Walk: I’m really impressed by how our investment theSkimm has built its revenue structure. TheSkimm’s mission is to help you be smarter about the world around you. Leading first with a free daily newsletter (sponsored by brand advertisers) that reaches millions of people each day. Next came a subscription app ($2.99 a month) which focuses on what you need to know in the near-future. Less than a year after launch it’s a seven figure revenue stream. Next you’ll see some other models in video and commerce, which are consistent with their mission and values. There’s no one silver bullet.
Chisa: Totally agree with Hunter about TheSkimm. I subscribe to support the company/newsletter product even though I still read the newsletter more often than I use the forecasting app. Plus I want to be in the know for anything new! I also like Ann Friedman’s method mentioned above, and Stratechery, which is pure subscription.
Rockwell: I believe that before we go discovering new revenue models, we need to focus on being subscription first.
What sort of shift do you expect to see from media companies and social networks across the internet when it comes to their business models?
Walk: Here are a few of my predictions:
- The increase in recognition that creators need to get paid. Vine, for example, should have focused on this earlier and I’d be surprised if Instagram isn’t also thinking about this question.
- More ways for “true fans” to support their creators directly – subscription newsletters, branded commerce, Patreon-like sponsorship and crowdfunding. Even altcoins!

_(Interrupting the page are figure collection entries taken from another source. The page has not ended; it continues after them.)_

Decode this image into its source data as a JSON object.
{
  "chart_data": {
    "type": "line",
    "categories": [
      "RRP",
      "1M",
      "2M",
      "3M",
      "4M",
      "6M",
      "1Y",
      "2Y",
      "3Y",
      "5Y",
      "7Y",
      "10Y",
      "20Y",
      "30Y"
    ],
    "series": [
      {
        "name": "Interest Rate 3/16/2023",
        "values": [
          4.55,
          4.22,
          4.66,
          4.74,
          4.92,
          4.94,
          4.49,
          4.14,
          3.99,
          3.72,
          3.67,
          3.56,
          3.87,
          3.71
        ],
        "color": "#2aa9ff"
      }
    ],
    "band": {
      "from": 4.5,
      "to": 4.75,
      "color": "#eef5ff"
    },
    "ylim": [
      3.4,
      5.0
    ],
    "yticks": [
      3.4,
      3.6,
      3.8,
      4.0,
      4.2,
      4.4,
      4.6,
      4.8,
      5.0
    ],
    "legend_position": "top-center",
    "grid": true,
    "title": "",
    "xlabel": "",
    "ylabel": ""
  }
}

- Creator burnout and platforms coming up with ways to help address not just the monetary side of being a creator, but the emotional side. YouTube thinks about this in terms of creating community among creators, running education events, recognizing creator success through trophies for hitting different levels of subscriber-based and so on.
Chisa: I’m hoping for better discovery. Right now it can be easy to find the big names that are already popular on media platforms, or to find the people that you already know. There’s not much in the middle for niche creators – that same gap that I see in the business model. I’m not sure this is a “prediction” as much as it is a hope. I think landing that would help increase engagement (and advertising dollars) and create another space that people would be willing to pay for.
Rockwell: Social networks are doing fine—advertising is working for them and charging for service can be very dangerous in those cases. For media, I think their business models will change more and more toward subscriptions, and lots of attempts to bundle up and aggregate subscriptions.
How do you see data helping creative work being compensated more in the future?
Walk: I don’t think data in and of itself is as helpful to creative work and helping creators glean insights from the data. Media companies need to help translate what data means, and not just just present a dashboard.
On the payments side there’s also a bunch of startups – some built on blockchain, some more traditional accounting – being started to try and help creators follow the money and get appropriately paid ASAP for their creations, no matter where they travel.
Chisa: I think we’re going to get to a point where we have “better” data. Ev mentioned this early on with Medium – the goal was to give writers ideas about quality (read % and recommends) rather than just the vanity metric of page views. I think as businesses use more meaningful metrics to track their success, those will be passed on to individual creators.
Rockwell: Not much relative to today, but data is a way to keep score. Subscription businesses need to take a longer view. That perspective will provide some incentive against clickbait, which is good, and should reward creators of quality work.